Seba.Health

Concept · Seba Knowledge Graph

Massa Confusa

Massa Confusa

The massa confusa — also massa informis — is the alchemical name for the chaotic starting state of the opus: the prima-materia in its undifferentiated aspect, a confused mixture of contrary components capable of differentiation but not yet differentiated. Jung describes it as “a piece of the original chaos… not yet differentiated but capable of differentiation; something, therefore, like shapeless, embryonic tissue. Everything could be made out of it” (Jung 1944, Psychology and Alchemy).

The term is descriptive of a real psychological condition — the unconscious encountered in its primary form, before consciousness has begun to discriminate within it. Jung is precise that the massa confusa is not harmony but conflict: it is “characterized not by the union of the elements but by their conflict” (Jung 1944). The opposites are present and at war; the opus begins by giving them their names.
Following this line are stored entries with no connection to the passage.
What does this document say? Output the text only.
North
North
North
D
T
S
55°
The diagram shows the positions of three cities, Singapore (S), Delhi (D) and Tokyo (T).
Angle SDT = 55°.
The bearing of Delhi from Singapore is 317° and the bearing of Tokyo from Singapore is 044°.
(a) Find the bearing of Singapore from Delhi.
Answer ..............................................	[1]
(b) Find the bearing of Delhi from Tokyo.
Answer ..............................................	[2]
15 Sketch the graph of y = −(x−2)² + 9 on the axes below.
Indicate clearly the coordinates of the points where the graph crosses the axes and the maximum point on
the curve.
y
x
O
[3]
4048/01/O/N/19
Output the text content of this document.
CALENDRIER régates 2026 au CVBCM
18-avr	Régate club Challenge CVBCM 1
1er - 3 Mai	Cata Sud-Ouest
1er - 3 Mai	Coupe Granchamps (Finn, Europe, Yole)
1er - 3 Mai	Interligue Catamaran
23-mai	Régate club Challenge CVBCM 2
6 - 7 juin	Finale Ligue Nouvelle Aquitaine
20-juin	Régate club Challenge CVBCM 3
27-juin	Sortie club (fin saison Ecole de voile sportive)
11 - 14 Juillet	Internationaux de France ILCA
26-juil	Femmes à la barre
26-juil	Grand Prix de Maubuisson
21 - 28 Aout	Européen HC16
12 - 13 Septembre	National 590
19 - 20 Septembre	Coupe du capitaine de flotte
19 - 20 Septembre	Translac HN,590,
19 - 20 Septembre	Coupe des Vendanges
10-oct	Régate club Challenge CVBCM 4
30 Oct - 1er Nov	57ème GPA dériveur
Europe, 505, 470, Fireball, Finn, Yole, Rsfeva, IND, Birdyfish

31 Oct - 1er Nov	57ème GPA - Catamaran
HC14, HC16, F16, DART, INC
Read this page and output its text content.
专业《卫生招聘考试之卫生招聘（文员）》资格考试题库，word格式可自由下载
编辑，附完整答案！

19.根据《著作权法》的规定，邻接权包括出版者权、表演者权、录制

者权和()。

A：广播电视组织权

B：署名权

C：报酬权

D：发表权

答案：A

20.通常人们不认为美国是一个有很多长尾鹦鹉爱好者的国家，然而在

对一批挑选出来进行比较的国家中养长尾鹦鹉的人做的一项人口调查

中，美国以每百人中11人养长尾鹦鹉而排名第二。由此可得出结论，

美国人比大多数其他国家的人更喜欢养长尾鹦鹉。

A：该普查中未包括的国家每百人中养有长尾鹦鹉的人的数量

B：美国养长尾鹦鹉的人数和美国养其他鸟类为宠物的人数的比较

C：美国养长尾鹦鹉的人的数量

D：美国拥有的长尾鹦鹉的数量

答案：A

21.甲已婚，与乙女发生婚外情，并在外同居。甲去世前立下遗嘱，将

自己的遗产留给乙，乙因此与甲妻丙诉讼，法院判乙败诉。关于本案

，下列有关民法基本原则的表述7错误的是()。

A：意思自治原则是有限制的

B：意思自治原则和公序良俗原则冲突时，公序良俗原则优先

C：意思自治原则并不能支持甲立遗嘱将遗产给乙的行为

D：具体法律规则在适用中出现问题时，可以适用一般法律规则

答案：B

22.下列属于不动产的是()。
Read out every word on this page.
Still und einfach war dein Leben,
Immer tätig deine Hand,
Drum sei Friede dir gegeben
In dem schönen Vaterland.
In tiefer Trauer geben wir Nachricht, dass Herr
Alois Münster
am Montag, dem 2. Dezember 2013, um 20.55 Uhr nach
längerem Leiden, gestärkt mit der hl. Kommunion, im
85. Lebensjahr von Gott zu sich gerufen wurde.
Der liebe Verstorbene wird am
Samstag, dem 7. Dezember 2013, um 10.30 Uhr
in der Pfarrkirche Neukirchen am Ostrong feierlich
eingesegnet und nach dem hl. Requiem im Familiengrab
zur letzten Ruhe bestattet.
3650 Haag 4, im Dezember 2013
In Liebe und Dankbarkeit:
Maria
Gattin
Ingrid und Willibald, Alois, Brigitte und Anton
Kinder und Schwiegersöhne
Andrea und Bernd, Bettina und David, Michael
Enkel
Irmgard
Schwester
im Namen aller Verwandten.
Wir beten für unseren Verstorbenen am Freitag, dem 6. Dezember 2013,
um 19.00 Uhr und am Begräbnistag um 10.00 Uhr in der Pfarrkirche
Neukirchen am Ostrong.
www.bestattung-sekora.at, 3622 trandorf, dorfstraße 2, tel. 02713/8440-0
The alchemists held that the massa confusa is “difficult to find, although it was ‘before all eyes’” (Jung 1944). It hides in plain sight because consciousness, trained on differentiated forms, looks past it. It is the threshold of the entire opus-alchymicum: the work is unavailable to a consciousness that will not consent to begin with the mess. The classical lineage runs back through the Timaeus’s precosmic chōra and the Hesiodic Chaos; Jung records that “this alchemical terminology was based on Plato’s Timaeus” (Jung 1955, Mysterium Coniunctionis). The first operation upon it — separatio — is the cosmogonic act recapitulated within the soul.